Fairness Is Not Static: Extending the Analysis to the Long-Term
Since Liu et al.’s original formulation of the lending problem examined only the short-term consequences of the bank’s policies — including short-term profit-maximizing policies (called the max reward agent) and policies subject to an equality of opportunity (EO) constraint — we use the ML-fairness-gym to extend the analysis to the long-term (many steps) via simulation.
Top: Cumulative loans granted by the max reward and EO agents, stratified by the group identity of the applicant. Bottom: Group average credit (quantified by group-conditional probability of repayment) as the simulation progresses. The EO agent increases access to loans for group 2, but also widens the credit gap between the groups.

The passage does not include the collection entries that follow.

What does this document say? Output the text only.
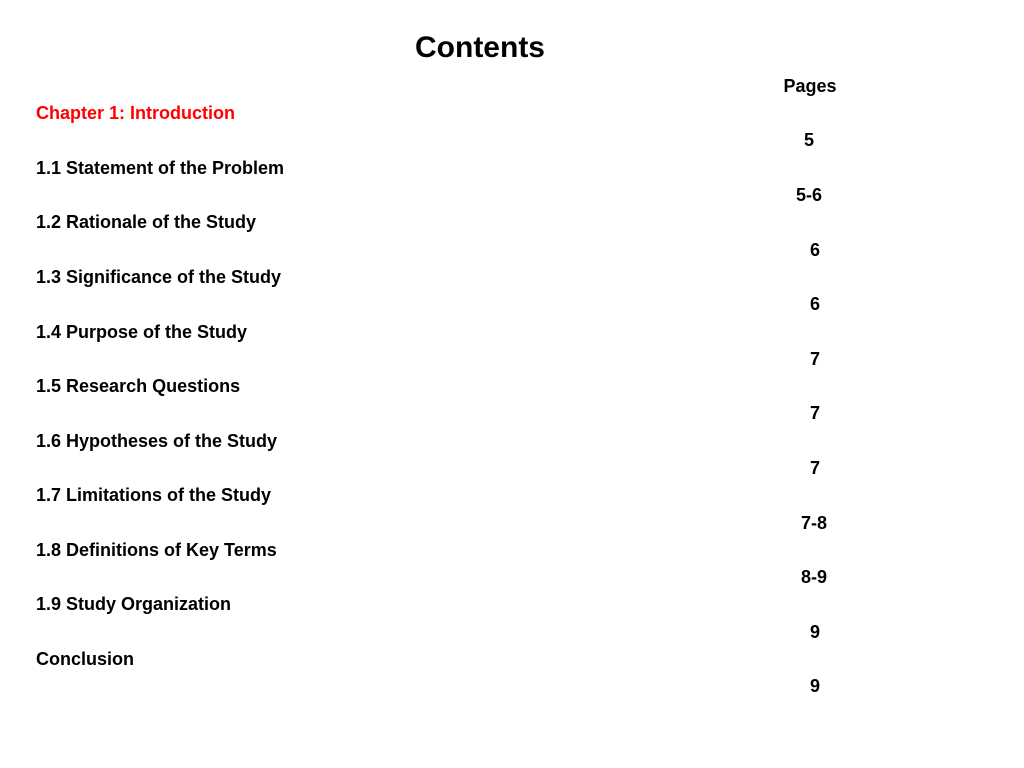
Contents
Pages
Chapter 1: Introduction
5
1.1 Statement of the Problem
5-6
1.2 Rationale of the Study
6
1.3 Significance of the Study
6
1.4 Purpose of the Study
7
1.5 Research Questions
7
1.6 Hypotheses of the Study
7
1.7 Limitations of the Study
7-8
1.8 Definitions of Key Terms
8-9
1.9 Study Organization
9
Conclusion
9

Our long-term analysis found two results. First, as found by Liu et al., the equal opportunity agent (EO agent) overlends to the disadvantaged group (group 2, which initially has a lower average credit score) by sometimes applying a lower threshold for the group than would be applied by the max reward agent. This causes the credit scores of group 2 to decrease more than group 1, resulting in a wider credit score gap between the groups than in the simulations with the max reward agent. However, our analysis also found that while group 2 may seem worse off with the EO agent, from looking at the Cumulative loans graph, we see that the disadvantaged group 2 receives significantly more loans from the EO agent. Depending on whether the indicator of welfare is the credit score or total loans received, it could be argued that the EO agent is better or more detrimental to group 2 than the max reward agent.

The second finding is that equal opportunity constraints — enforcing equalized TPR between groups at each step — does not equalize TPR in aggregate over the simulation. This perhaps counterintuitive result can be thought of as an instance of Simpson’s paradox. As seen in the chart below, equal TPR in each of two years does not imply equal TPR in aggregate. This demonstrates how the equality of opportunity metric is difficult to interpret when the underlying population is evolving, and suggests that more careful analysis is necessary to ensure that the ML system is having the desired effects.
An example of Simpson's paradox. TP are the true positive classifications, FN corresponds to the false negative classifications and TPR is the true positive rate. In years 1 and 2, the lender applies a policy that achieves equal TPR between the two groups. The aggregation over both years does not have equal TPR.
Conclusion and Future Work
While we focused on our findings for the lending problem in this blog post, the ML-fairness-gym can be used to tackle a wide variety of fairness problems. Our paper extends the analysis of two other scenarios that have been previously studied in the academic ML fairness literature. The ML-fairness-gym framework is also flexible enough to simulate and explore problems where “fairness” is under-explored. For example, in a supporting paper, “Fair treatment allocations in social networks,” we explore a stylized version of epidemic control, which we call the precision disease control problem, to better understand notions of fairness across individuals and communities in a social network.

We’re excited about the potential of the ML-fairness-gym to help other researchers and machine learning developers better understand the effects that machine learning algorithms have on our society, and to inform the development of more responsible and fair machine learning systems. Find the code and papers in the ML-fairness-gym Github repository.